Together, they call for a dramatic increase in military aid to Ukraine.
I caught Condoleezza Rice on the phone from her office at Stanford University to ask her about it.
So make the case, in a war that has already caused so many casualties, so much suffering, why do you believe the way forward is something that sounds an awful lot like escalation?
Well, the escalation of this war is Vladimir Putin's escalation.
He continues to use essentially terrorist tactics against the Ukrainian population with
the bombing of civilian targets, the infrastructure, the grid.
But the fact is, the Ukrainians are fighting, and they're fighting hard, and they're fighting
effectively.
And we've never done very well when we stood by and waited for the war to come to us.
And so our argument is simply, let's have a sense of urgency about
getting everything to the Ukrainians that they need to fight this war on the behalf of people
who believe that the international system cannot allow an aggressor to win who simply intended to
extinguish its smaller neighbor. Why not, the basic question, but why not try to negotiate a
ceasefire? Why isn't that the path forward? Well, first of all, that's going to have to be, and the Biden administration has been absolutely right about this,
that's going to have to be a Ukrainian decision.
After all that they've suffered, after the war crimes that have been committed,
after the destruction of their country, to tell them now, negotiate now, I think would not be morally acceptable.
There will eventually be a ceasefire and a negotiation. Our job as Ukraine's partner
in this is to simply help them be in the very best position possible when that negotiation
takes place. And that, unfortunately, is not right now. Vladimir Putin, and we're seeing
what is going on around Florida, what the Russians seem to be intent on doing is trying to at least secure territory in Donetsk, maybe in Luhansk, because Putin cut off his own off-ramp, Mary Louise.

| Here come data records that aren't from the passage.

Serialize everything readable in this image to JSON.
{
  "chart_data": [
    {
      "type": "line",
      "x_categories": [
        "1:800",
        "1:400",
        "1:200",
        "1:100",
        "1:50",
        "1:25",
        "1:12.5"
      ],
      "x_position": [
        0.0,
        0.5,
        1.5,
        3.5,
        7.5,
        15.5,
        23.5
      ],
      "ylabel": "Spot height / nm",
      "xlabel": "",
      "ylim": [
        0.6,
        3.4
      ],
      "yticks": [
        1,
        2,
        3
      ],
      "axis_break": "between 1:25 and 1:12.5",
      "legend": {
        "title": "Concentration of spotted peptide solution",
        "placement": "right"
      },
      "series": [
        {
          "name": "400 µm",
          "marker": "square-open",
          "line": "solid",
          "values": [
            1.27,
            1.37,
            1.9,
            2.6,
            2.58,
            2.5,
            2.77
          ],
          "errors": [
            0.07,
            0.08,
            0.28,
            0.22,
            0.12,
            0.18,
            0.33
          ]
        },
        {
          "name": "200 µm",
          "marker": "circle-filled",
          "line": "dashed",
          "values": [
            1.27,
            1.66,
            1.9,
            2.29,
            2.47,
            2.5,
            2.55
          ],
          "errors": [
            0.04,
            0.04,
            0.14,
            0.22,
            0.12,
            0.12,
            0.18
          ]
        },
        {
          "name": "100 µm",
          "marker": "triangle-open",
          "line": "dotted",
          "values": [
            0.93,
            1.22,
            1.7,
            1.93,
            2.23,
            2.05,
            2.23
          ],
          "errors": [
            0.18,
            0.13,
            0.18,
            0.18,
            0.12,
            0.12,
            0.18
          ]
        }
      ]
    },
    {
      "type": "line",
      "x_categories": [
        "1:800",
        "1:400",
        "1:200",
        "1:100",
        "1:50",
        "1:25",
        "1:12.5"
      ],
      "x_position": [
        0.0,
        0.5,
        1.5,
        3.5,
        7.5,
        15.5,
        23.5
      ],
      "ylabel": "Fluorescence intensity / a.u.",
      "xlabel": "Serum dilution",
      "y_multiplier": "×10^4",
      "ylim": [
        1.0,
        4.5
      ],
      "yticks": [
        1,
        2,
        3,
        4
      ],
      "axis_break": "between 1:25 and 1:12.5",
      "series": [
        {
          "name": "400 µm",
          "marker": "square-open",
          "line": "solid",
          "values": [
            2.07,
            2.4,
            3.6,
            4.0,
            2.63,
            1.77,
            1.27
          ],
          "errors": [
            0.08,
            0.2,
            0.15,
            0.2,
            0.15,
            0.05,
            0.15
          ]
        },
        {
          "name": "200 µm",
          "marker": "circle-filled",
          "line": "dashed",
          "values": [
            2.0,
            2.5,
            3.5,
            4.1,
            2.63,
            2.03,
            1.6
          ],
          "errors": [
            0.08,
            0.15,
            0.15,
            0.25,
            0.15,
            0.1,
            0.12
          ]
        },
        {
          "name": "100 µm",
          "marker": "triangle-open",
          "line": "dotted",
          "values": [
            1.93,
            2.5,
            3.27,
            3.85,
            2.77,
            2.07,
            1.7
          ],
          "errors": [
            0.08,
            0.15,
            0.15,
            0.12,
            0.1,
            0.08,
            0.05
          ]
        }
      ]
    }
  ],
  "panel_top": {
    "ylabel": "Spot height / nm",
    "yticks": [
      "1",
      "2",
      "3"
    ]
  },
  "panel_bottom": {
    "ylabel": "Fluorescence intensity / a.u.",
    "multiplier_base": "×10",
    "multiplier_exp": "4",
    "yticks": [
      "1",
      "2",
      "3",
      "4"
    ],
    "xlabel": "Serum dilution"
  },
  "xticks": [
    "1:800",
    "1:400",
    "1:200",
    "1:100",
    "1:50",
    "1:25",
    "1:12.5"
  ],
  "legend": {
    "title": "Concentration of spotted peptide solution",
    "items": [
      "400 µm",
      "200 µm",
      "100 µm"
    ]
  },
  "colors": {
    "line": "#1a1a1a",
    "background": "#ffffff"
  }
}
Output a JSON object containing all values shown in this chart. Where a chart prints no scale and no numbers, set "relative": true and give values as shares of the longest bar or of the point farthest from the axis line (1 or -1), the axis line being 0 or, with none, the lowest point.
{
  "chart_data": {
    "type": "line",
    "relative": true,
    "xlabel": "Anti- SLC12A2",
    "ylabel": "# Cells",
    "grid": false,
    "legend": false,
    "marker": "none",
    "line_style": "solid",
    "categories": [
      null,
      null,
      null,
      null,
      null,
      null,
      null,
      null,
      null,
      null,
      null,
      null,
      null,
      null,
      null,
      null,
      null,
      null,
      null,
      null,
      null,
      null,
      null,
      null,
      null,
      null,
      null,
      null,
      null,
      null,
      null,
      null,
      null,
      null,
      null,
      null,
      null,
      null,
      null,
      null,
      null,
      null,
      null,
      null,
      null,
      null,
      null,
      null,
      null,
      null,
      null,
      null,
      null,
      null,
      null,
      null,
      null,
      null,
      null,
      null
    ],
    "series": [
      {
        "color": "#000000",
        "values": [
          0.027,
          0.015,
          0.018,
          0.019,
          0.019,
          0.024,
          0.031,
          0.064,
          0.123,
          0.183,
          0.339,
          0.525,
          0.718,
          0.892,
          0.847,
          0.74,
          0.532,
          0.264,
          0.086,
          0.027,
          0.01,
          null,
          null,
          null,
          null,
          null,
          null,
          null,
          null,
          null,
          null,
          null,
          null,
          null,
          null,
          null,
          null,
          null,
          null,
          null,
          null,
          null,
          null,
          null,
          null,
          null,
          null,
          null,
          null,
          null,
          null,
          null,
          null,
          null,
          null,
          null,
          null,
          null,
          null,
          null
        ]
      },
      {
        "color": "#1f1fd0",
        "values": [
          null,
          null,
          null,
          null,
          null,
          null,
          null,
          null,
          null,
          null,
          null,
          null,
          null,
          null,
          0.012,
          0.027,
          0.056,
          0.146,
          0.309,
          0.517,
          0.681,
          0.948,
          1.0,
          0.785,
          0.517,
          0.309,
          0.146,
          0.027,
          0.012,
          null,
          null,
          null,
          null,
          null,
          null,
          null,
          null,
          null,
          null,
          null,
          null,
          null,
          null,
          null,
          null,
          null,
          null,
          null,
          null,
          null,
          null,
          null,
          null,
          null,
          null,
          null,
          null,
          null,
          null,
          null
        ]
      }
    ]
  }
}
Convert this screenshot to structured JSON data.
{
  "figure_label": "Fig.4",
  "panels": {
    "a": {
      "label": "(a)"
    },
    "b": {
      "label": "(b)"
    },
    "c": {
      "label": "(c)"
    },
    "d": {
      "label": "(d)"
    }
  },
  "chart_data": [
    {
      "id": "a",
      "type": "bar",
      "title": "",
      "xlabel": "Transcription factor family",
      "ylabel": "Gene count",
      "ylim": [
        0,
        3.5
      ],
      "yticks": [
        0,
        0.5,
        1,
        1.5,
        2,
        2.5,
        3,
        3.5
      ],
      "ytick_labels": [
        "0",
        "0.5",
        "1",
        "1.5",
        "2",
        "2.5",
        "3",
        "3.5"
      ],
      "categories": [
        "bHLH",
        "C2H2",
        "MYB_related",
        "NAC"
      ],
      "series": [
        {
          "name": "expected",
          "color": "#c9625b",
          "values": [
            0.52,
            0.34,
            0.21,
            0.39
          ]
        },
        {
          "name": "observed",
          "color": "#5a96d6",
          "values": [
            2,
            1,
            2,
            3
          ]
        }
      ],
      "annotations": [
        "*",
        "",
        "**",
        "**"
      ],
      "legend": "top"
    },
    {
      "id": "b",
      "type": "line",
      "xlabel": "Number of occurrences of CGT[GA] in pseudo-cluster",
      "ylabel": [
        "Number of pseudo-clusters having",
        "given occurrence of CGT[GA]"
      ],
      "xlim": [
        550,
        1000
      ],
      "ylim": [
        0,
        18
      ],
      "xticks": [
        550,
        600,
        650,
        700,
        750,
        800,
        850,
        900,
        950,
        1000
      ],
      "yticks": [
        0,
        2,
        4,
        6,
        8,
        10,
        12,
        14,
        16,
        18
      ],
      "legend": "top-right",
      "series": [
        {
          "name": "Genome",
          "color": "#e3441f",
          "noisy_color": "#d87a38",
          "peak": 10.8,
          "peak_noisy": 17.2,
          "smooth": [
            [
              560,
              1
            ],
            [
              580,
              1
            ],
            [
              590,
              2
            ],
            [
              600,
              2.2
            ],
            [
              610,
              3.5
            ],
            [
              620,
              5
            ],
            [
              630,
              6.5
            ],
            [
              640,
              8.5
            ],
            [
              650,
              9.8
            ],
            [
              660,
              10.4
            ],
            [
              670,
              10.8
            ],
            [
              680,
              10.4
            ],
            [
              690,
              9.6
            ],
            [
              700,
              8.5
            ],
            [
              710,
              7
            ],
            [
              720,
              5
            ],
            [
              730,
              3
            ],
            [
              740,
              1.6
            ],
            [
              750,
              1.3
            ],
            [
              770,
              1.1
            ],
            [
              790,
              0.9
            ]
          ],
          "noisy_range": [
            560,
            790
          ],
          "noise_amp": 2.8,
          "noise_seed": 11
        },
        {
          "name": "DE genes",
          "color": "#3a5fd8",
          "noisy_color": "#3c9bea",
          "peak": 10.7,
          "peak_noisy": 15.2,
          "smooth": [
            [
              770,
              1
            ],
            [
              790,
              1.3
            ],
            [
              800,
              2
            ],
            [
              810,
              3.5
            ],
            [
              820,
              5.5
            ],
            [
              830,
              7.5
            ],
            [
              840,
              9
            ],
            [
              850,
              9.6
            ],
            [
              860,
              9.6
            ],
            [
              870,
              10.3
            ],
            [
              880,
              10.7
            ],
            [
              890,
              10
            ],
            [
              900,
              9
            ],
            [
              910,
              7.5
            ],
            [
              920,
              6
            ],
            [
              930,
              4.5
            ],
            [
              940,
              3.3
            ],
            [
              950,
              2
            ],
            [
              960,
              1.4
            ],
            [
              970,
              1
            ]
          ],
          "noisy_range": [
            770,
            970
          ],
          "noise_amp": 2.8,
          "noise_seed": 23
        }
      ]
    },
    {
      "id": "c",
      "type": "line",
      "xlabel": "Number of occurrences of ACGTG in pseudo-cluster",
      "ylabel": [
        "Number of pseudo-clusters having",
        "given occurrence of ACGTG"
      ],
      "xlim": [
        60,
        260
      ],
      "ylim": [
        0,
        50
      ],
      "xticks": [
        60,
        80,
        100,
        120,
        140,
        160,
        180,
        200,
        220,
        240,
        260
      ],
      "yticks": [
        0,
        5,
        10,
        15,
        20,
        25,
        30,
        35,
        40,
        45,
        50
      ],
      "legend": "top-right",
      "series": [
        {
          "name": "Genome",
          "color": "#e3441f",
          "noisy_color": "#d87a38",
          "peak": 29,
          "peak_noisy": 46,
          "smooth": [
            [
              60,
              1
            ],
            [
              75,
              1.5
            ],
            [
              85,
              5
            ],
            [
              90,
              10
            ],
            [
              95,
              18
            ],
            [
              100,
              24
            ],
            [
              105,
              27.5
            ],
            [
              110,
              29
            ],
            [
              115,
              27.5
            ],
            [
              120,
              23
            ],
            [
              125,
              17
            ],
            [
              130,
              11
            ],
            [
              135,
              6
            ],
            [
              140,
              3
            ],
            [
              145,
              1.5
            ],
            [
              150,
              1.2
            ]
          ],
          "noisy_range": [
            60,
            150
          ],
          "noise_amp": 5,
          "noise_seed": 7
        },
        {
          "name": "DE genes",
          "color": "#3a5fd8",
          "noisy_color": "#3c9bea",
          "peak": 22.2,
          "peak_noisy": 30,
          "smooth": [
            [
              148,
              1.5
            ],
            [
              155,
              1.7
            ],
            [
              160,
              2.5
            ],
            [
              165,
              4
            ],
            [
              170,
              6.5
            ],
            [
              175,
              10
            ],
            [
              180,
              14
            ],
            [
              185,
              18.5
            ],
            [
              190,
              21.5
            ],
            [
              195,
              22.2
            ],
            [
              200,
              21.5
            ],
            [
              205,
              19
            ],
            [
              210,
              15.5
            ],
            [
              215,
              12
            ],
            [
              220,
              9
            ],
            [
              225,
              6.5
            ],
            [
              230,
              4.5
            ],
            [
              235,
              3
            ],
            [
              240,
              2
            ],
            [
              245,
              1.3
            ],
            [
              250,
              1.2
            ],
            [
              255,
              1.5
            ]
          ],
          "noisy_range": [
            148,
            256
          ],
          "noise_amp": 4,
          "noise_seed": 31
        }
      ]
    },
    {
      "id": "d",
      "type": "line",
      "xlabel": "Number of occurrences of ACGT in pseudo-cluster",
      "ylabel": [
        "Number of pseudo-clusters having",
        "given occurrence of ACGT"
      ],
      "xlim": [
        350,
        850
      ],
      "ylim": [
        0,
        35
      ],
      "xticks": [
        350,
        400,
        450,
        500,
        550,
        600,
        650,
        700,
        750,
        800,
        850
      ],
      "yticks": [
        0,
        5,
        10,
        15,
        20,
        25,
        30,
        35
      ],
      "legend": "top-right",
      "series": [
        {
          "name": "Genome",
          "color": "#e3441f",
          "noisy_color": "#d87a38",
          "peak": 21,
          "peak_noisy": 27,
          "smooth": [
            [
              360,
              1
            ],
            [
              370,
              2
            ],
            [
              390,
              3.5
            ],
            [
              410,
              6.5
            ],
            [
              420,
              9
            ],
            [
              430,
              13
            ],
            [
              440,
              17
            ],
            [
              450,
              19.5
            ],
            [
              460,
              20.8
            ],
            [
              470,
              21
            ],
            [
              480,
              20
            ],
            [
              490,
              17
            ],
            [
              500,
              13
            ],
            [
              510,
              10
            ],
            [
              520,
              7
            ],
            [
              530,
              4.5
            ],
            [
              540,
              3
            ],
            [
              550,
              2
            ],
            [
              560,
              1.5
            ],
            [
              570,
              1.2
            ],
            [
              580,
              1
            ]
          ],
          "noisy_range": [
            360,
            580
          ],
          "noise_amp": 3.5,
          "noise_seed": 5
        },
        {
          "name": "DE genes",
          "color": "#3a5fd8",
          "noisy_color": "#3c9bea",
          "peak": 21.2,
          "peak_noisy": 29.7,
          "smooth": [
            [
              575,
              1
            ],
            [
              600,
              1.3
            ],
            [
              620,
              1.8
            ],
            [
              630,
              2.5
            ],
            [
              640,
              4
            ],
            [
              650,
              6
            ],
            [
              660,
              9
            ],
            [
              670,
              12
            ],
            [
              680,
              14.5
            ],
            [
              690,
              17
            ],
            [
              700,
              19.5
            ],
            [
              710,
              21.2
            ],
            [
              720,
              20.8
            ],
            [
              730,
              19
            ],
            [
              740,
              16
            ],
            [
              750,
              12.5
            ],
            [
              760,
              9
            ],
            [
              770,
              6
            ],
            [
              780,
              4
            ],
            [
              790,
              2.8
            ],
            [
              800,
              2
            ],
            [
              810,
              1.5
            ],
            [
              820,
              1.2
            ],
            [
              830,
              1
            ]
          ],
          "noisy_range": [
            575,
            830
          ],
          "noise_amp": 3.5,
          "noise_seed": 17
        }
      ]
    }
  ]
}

When he decided to annex that territory, when he decided to call it Russia, he now will not negotiate what he has called Russian territory.
And so we have to be prepared for the fact that this will probably go on.
Is it possible, Secretary Rice, for the U.S. and our NATO allies to do what you're calling for,
to dramatically and quickly increase military aid without provoking a direct confrontation with Russia?
Well, the way to not have a direct confrontation with Russia is to make sure that
Russia is deterred from perhaps expanding this war into places where we have an Article 5
commitment, like Poland. The way to avoid escalation with Russia is to show Vladimir
Putin that he cannot win on the aggression that he has carried out. And we're not talking here about giving the
Ukrainians the means to march to Moscow. We're talking about the means to protect, defend,
and in fact, take back some of the territory that the Russians have illegally seized and decided to
make Russia. Before we hung up, Rice reminded me of the history,
that the U.S. has learned the hard way what can happen when attacks on the international order
go unanswered. We just never done very well when we assumed that either these struggles would go
away or we would be kept out of them. We did think that in 1914. We did think that in 1941 until
Pearl Harbor. We did think that until 2001 when it came to our own shores. And so, yes,
it's a heavy burden, but we are the only power that shares the values and the interests of
an international system that protects freedom, that protects the weaker from the stronger.
And we are not this time being asked to spill American blood to do that.
That was Condoleezza Rice, U.S. Secretary of State in the George W. Bush administration.
Earlier in this episode, you heard reporting from NPR's Eleanor Beardsley
on NATO weapons deliveries to Ukraine.
It's Consider This from NPR. I'm Mary Louise Kelly.